Der Begriff “Selfcare” ist interessanterweise aber keine Schöpfung aufdringlich entspannter Highperformer*innen, sondern entstammt den 1960er Jahren in den USA, als es noch viele Krankenhäuser gab, die Schwarze gar nicht oder nur getrennt von Weissen behandelten. Es entstanden in der Folge eine Reihe freier Behandlungszentren, die von der Black Panther Bewegung gegründet wurden und den Begriff “Selfcare” als politische Aussage dieser Initiative etablierten. “Wenn wir von euch nicht behandelt werden, helfen wir uns selbst”, lautete das kämpferische Statement. Es ging also darum, für sich zu sorgen und sich darum zu kümmern, physisch und psychisch intakt zu bleiben in einem System, das einem dieses Grundbedürfnis verweigert, es war ein Akt des Überlebens also.

Nachdenkend über das Erscheinen dieser Selbstfürsorge-Bücher schien mir die Parallele zum historischen Selfcare-Begriff geradezu offensichtlich: auch der moderne Selfcare-Begriff reklamiert das Recht auf physische und psychische Unversehrtheit für sich. In einem System, das auf unsere Grundbedürfnisse nach Ruhe, Auszeit, Innehalten keine Rücksicht nimmt und mit zunehmendem Leistungsdruck, engerer Taktung und fliessender Grenzen zwischen Arbeit und Freizeit immer stärker auch unser Privatleben auf Performance trimmt, scheint die politische Forderung nach “für sich selbst sorgen” aktueller und angemessener denn je.
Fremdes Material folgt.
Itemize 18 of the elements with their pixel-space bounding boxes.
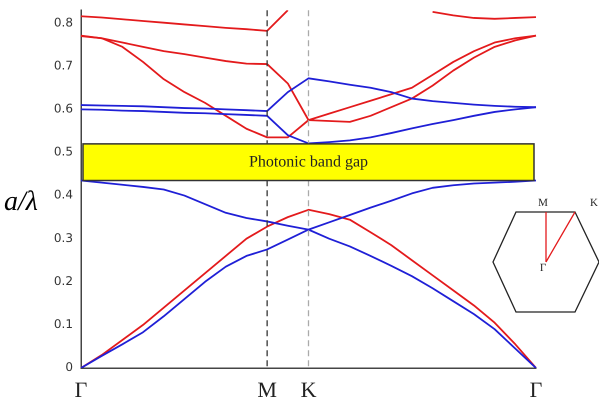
y-tick-label: 0 <box>65 360 73 374</box>
y-tick-label: 0.1 <box>54 317 73 332</box>
text: K <box>590 197 598 209</box>
x-tick-label: Γ <box>530 376 543 402</box>
band-label: Photonic band gap <box>248 153 368 170</box>
y-tick-label: 0.3 <box>54 230 73 245</box>
y-tick-label: 0.5 <box>54 144 73 159</box>
text: M <box>538 197 548 209</box>
text: Γ <box>540 262 546 274</box>
y-tick-label: 0.2 <box>54 274 73 288</box>
y-tick-label: 0.6 <box>54 101 73 116</box>
y-axis-title: a/λ <box>4 186 38 218</box>
x-tick-label: K <box>300 376 317 402</box>
y-tick-label: 0.7 <box>54 58 73 72</box>
x-tick-label: Γ <box>74 376 88 402</box>
y-tick-label: 0.4 <box>54 188 73 202</box>
y-tick-label: 0.8 <box>54 15 73 30</box>
x-tick-label: M <box>257 376 277 402</box>
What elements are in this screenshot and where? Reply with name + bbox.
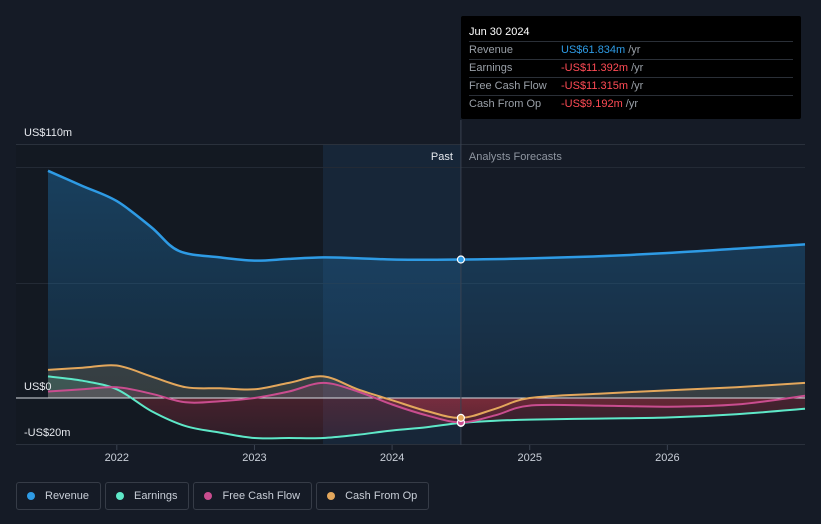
x-tick-label: 2023	[242, 452, 266, 464]
marker-cash-from-op	[456, 413, 466, 423]
tooltip-row-cash-from-op: Cash From Op -US$9.192m /yr	[469, 95, 793, 113]
legend-dot-icon	[27, 492, 35, 500]
legend-dot-icon	[327, 492, 336, 500]
legend-label: Cash From Op	[345, 490, 418, 502]
legend: Revenue Earnings Free Cash Flow Cash Fro…	[16, 482, 430, 510]
past-label: Past	[431, 151, 453, 163]
legend-label: Revenue	[45, 490, 90, 502]
series-lines	[47, 169, 806, 440]
area-earnings-positive	[48, 376, 805, 398]
tooltip: Jun 30 2024 Revenue US$61.834m /yr Earni…	[461, 16, 801, 119]
legend-label: Earnings	[134, 490, 178, 502]
legend-item-cash-from-op[interactable]: Cash From Op	[316, 482, 430, 510]
tooltip-unit: /yr	[625, 98, 638, 110]
tooltip-row-free-cash-flow: Free Cash Flow -US$11.315m /yr	[469, 77, 793, 95]
y-label-min: -US$20m	[24, 427, 70, 439]
tooltip-label: Earnings	[469, 62, 513, 74]
tooltip-unit: /yr	[631, 80, 644, 92]
marker-revenue	[456, 255, 466, 264]
tooltip-value: -US$11.392m	[561, 62, 629, 74]
x-tick-label: 2026	[655, 452, 679, 464]
tooltip-row-earnings: Earnings -US$11.392m /yr	[469, 59, 793, 77]
legend-item-free-cash-flow[interactable]: Free Cash Flow	[193, 482, 313, 510]
tooltip-unit: /yr	[631, 62, 644, 74]
tooltip-date: Jun 30 2024	[469, 26, 530, 38]
y-label-zero: US$0	[24, 381, 52, 393]
legend-item-revenue[interactable]: Revenue	[16, 482, 102, 510]
area-earnings-negative	[48, 398, 805, 439]
line-revenue	[47, 169, 806, 262]
tooltip-unit: /yr	[628, 44, 641, 56]
x-axis: 2022 2023 2024 2025 2026	[105, 445, 680, 464]
tooltip-row-revenue: Revenue US$61.834m /yr	[469, 41, 793, 59]
tooltip-label: Revenue	[469, 44, 514, 56]
y-label-max: US$110m	[24, 127, 72, 139]
tooltip-value: US$61.834m	[561, 44, 626, 56]
line-earnings	[47, 375, 806, 440]
tooltip-value: -US$11.315m	[561, 80, 629, 92]
line-cash-from-op	[47, 364, 806, 419]
x-tick-label: 2024	[380, 452, 404, 464]
tooltip-value: -US$9.192m	[561, 98, 623, 110]
x-tick-label: 2022	[105, 452, 129, 464]
financials-chart: Past Analysts Forecasts US$110m US$0 -US…	[16, 120, 806, 464]
legend-item-earnings[interactable]: Earnings	[105, 482, 190, 510]
tooltip-label: Cash From Op	[469, 98, 542, 110]
tooltip-label: Free Cash Flow	[469, 80, 547, 92]
area-cash-from-op-negative	[48, 398, 805, 418]
area-revenue	[48, 170, 805, 398]
line-free-cash-flow	[47, 381, 806, 424]
area-free-cash-flow-positive	[48, 382, 805, 398]
legend-dot-icon	[116, 492, 125, 500]
legend-dot-icon	[204, 492, 213, 500]
x-tick-label: 2025	[517, 452, 541, 464]
hover-markers	[456, 255, 466, 427]
forecast-label: Analysts Forecasts	[469, 151, 562, 163]
legend-label: Free Cash Flow	[222, 490, 301, 502]
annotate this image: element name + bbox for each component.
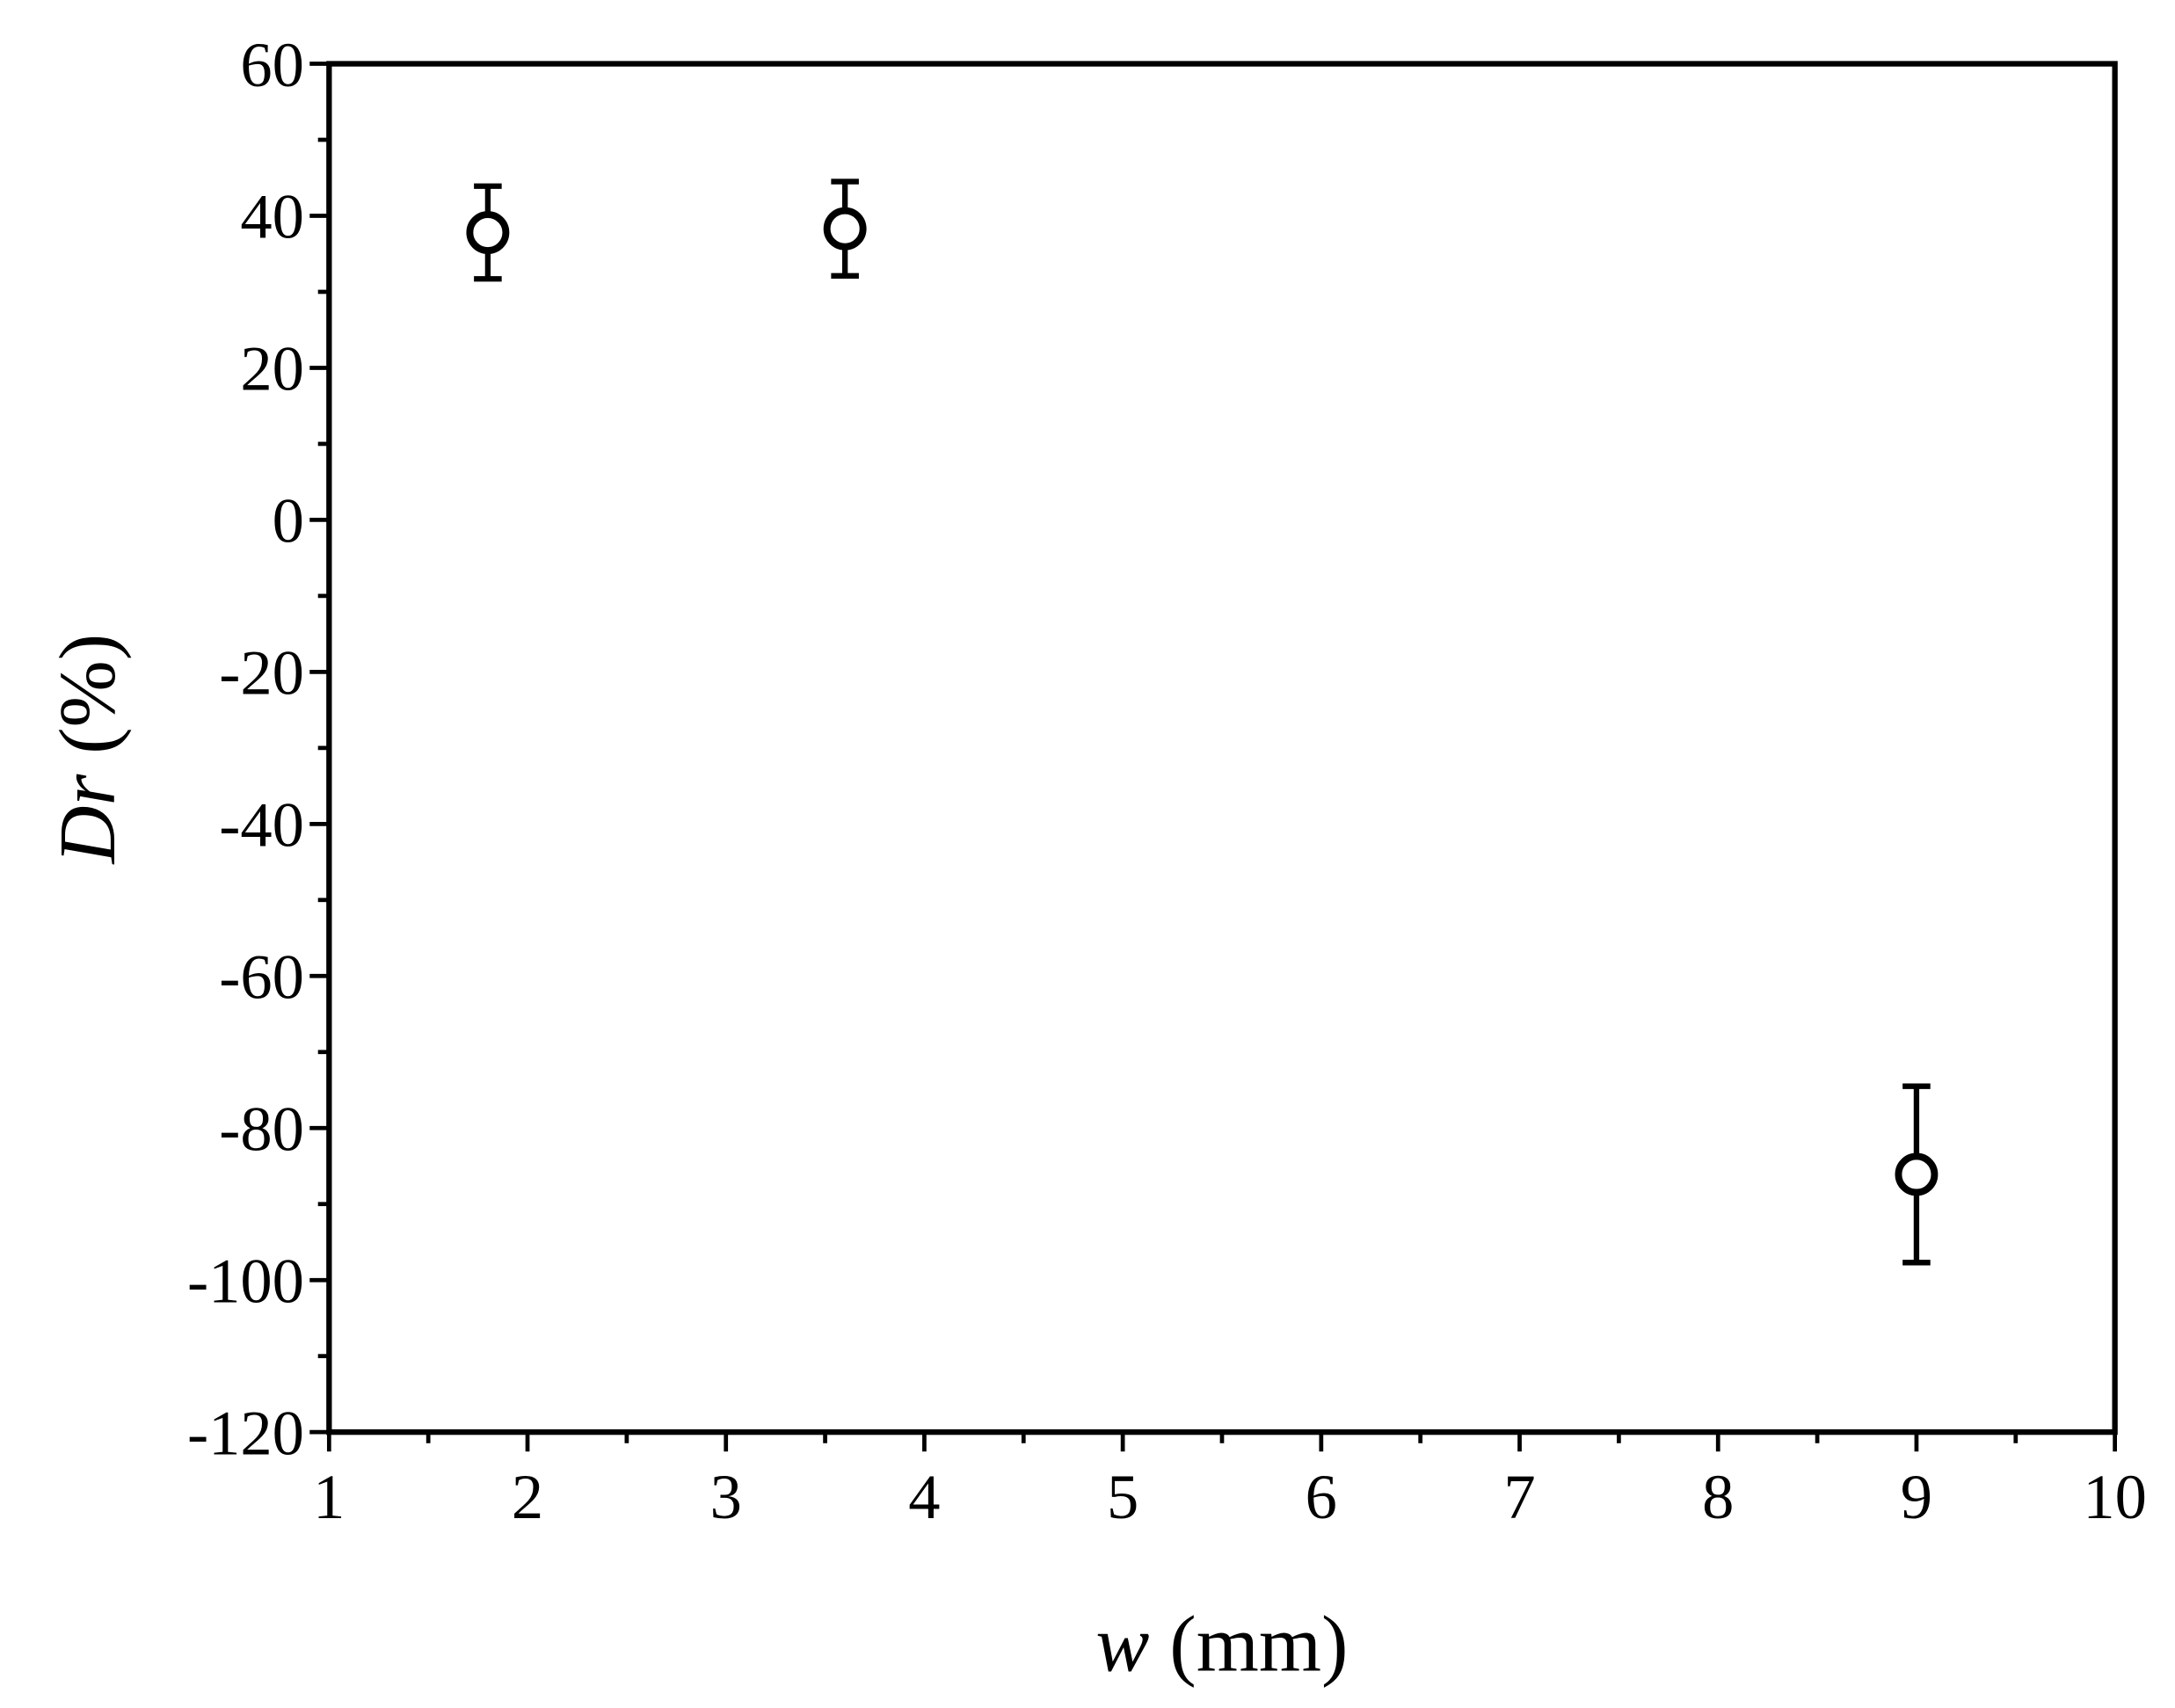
- y-tick-label: -100: [187, 1245, 304, 1316]
- marker: [823, 207, 867, 251]
- x-tick-label: 3: [710, 1461, 742, 1532]
- y-tick-label: -40: [219, 789, 304, 861]
- y-tick-label: 60: [240, 29, 304, 100]
- y-tick-label: -60: [219, 941, 304, 1013]
- x-tick-label: 9: [1901, 1461, 1932, 1532]
- y-tick-label: 40: [240, 181, 304, 252]
- y-tick-label: 0: [273, 485, 304, 556]
- x-axis-label: w (mm): [1095, 1598, 1348, 1688]
- x-tick-label: 6: [1306, 1461, 1337, 1532]
- x-tick-label: 1: [313, 1461, 345, 1532]
- marker: [1895, 1152, 1939, 1196]
- x-tick-label: 10: [2083, 1461, 2147, 1532]
- x-tick-label: 5: [1107, 1461, 1138, 1532]
- y-tick-label: -120: [187, 1397, 304, 1468]
- y-tick-label: -80: [219, 1093, 304, 1164]
- y-tick-label: 20: [240, 333, 304, 404]
- marker: [466, 211, 510, 254]
- x-tick-label: 2: [512, 1461, 543, 1532]
- x-tick-label: 4: [908, 1461, 940, 1532]
- x-tick-label: 7: [1503, 1461, 1535, 1532]
- y-axis-label: Dr (%): [42, 634, 132, 866]
- y-tick-label: -20: [219, 637, 304, 709]
- x-tick-label: 8: [1702, 1461, 1734, 1532]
Oft genug befinde ich mich selber in einem Strudel aus Onlinecalls, Sitzungen, Bürotagen und Bergen an Dossiers, die bearbeitet werden wollen und tauche erst Abends leicht benommen aus der Arbeitsflut auf, um mich zu fragen, wo die Woche schon wieder geblieben ist. Sollte ich mich vielleicht, statt süffisant über online zelebrierte Teerituale und Spabesuche zu lächeln, tatsächlich einmal fragen, wie es um meine eigene Selbstfürsorge steht? Unbequem zwar, aber vielleicht notwendig und so nehme ich mir vor, mich dem Thema neu, ohne den einfachen Weg des keinen Widerstand bietenden Zynismus zu wählen, unvoreingenommen zu widmen. Auszeiten und Innehalten sind ja grundsätzlich nicht verkehrt und es muss auch nicht das teure Wellness mit Produktplatzierung, das Gipfeli im Bett (Brösmeli!) oder irgendein fernöstliches Ritual unter skandinavischem Oberbegriff sein. Vielleicht reicht es, einfach ein bisschen ziellos durch den Orell Füssli zu schlendern.